Une Amérique plus tolérante, unitaire, solidaire, (Obama a toujours dit qu’il était le candidat de toute l’Amérique), et qui prend en compte les deux minorités montantes aux Etats-Unis, beaucoup trop souvent délaissées : les Hispaniques et les Asiatiques. L’exclusion n’a pas lieu d’être dans son programme. La dictature du « marche ou crève » non plus.
Une Amérique qui tente d’enrailler des fléaux tels que l’ascension de mouvements religieux ultra orthodoxes et plus virulents que jamais, les gangs, la violence dans les écoles, la haine. Une Amérique où les injustices s’atténuent, lorsque, faut-il le rappeler, plus de 40M d’américains vivent actuellement sans couverture sociale!

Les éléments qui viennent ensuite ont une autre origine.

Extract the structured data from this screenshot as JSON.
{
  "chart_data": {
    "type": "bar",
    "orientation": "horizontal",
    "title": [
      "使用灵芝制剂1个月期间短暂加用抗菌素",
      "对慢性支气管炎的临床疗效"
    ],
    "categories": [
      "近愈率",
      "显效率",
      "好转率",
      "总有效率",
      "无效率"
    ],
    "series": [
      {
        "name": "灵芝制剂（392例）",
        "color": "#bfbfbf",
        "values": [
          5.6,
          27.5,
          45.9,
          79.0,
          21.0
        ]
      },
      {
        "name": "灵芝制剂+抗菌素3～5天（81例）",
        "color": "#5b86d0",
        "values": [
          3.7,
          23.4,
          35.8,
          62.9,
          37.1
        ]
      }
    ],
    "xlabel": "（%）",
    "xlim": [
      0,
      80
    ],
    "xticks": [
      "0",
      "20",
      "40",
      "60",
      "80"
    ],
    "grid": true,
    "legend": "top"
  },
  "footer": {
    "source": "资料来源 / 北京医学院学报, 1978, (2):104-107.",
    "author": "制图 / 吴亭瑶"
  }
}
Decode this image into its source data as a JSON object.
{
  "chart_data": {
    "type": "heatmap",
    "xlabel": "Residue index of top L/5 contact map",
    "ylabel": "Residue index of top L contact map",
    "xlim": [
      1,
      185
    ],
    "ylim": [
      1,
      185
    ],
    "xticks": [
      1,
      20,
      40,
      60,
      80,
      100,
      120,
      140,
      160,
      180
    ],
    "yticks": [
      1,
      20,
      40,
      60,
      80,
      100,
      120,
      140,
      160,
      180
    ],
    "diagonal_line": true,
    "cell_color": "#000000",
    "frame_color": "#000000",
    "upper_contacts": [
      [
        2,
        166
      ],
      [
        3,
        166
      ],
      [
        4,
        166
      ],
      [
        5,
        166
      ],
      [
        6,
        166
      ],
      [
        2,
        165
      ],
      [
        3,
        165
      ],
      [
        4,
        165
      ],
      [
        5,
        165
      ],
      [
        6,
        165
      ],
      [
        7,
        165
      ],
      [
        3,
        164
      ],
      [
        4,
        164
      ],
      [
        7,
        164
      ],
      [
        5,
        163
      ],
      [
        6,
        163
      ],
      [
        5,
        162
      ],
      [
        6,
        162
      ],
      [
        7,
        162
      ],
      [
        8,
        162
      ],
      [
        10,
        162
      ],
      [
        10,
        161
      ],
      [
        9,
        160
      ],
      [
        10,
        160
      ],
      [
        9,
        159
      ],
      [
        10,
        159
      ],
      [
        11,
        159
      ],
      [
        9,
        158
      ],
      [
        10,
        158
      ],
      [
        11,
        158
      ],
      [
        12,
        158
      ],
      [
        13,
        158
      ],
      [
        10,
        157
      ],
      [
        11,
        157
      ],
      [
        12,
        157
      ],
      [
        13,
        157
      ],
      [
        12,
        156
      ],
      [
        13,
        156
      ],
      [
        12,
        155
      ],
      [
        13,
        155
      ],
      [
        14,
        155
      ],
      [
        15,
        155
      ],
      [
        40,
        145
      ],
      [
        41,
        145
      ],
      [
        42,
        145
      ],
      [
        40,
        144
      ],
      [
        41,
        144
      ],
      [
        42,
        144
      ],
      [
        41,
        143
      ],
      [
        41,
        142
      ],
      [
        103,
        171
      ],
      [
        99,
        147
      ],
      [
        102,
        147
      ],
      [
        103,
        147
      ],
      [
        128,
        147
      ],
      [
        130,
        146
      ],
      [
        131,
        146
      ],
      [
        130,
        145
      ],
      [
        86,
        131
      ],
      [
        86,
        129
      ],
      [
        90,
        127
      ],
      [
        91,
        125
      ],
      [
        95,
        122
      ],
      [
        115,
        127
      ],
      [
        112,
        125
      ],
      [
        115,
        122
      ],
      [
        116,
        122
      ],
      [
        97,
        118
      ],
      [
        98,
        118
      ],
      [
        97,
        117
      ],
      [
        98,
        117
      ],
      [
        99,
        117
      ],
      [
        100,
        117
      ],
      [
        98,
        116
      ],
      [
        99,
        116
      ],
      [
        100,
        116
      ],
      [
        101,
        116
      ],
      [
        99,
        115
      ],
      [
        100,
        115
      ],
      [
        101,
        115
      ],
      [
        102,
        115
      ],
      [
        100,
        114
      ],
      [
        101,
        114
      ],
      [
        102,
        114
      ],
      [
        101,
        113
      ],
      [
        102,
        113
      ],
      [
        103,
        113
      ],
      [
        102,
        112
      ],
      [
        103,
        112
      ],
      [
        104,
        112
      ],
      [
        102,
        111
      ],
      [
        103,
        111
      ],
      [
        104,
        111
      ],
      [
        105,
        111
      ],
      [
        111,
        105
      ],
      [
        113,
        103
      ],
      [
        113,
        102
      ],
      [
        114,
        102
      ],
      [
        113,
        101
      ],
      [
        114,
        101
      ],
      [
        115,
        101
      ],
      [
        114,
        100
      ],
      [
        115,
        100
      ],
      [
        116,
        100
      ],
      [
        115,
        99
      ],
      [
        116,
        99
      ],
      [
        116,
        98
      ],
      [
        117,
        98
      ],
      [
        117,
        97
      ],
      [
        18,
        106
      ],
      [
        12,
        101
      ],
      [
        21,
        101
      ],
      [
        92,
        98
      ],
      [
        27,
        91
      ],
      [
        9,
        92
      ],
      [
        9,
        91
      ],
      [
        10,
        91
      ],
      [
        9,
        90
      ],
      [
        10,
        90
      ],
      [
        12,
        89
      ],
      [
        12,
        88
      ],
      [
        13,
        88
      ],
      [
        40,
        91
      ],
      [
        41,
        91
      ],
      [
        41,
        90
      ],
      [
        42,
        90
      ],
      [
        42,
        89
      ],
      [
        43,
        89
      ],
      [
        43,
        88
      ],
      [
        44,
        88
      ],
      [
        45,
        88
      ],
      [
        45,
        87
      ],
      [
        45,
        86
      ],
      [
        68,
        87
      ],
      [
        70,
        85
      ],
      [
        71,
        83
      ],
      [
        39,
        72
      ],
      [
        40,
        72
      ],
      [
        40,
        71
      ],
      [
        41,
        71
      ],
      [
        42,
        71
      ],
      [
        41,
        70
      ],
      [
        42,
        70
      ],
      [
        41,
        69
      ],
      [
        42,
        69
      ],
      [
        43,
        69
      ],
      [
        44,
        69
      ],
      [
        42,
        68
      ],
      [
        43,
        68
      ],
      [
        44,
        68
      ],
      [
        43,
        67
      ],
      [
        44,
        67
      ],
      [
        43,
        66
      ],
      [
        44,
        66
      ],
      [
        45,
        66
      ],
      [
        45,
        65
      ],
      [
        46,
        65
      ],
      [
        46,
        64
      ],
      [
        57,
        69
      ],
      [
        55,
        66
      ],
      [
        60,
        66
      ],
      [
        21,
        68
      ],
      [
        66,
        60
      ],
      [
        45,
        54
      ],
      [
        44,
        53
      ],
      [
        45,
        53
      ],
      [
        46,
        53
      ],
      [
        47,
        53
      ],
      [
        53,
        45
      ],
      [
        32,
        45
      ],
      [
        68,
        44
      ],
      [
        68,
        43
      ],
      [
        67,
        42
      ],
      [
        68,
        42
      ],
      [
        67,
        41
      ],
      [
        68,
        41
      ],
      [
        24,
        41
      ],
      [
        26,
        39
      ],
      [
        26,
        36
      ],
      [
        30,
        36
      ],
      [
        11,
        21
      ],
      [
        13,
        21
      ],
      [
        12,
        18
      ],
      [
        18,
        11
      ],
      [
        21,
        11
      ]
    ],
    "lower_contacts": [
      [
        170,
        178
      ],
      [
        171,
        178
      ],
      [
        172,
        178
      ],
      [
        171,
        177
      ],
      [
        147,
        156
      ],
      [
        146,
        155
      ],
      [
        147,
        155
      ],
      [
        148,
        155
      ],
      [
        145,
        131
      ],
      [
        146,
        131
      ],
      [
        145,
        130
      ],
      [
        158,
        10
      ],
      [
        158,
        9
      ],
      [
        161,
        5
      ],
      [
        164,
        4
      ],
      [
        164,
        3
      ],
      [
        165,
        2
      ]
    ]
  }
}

Non plus une Amérique impérialiste, fondamentaliste, unilatéraliste, mais une Amérique « friendly », réconciliée avec elle même et le reste du monde. L’Amérique que nous aimons, admirons, qui exerce une fascination sans mesure sur nous et qui n’a d’égal qu’elle même!
Un candidat qui prône la réconciliation humaine est singulier.Les leaders politiques émergeant de cette façon sont très rares. Que Obama remporte l’élection et accède au poste suprême en novembre ou pas, il laissera de toute façon un empreinte indélébile sur l’histoire de l’humanité.
Il faut simplement espérer que nous ne sommes pas en train d’assister à « The last good campaign ? (Vanity Fair, article sur Robert F. Kennedy June 2008)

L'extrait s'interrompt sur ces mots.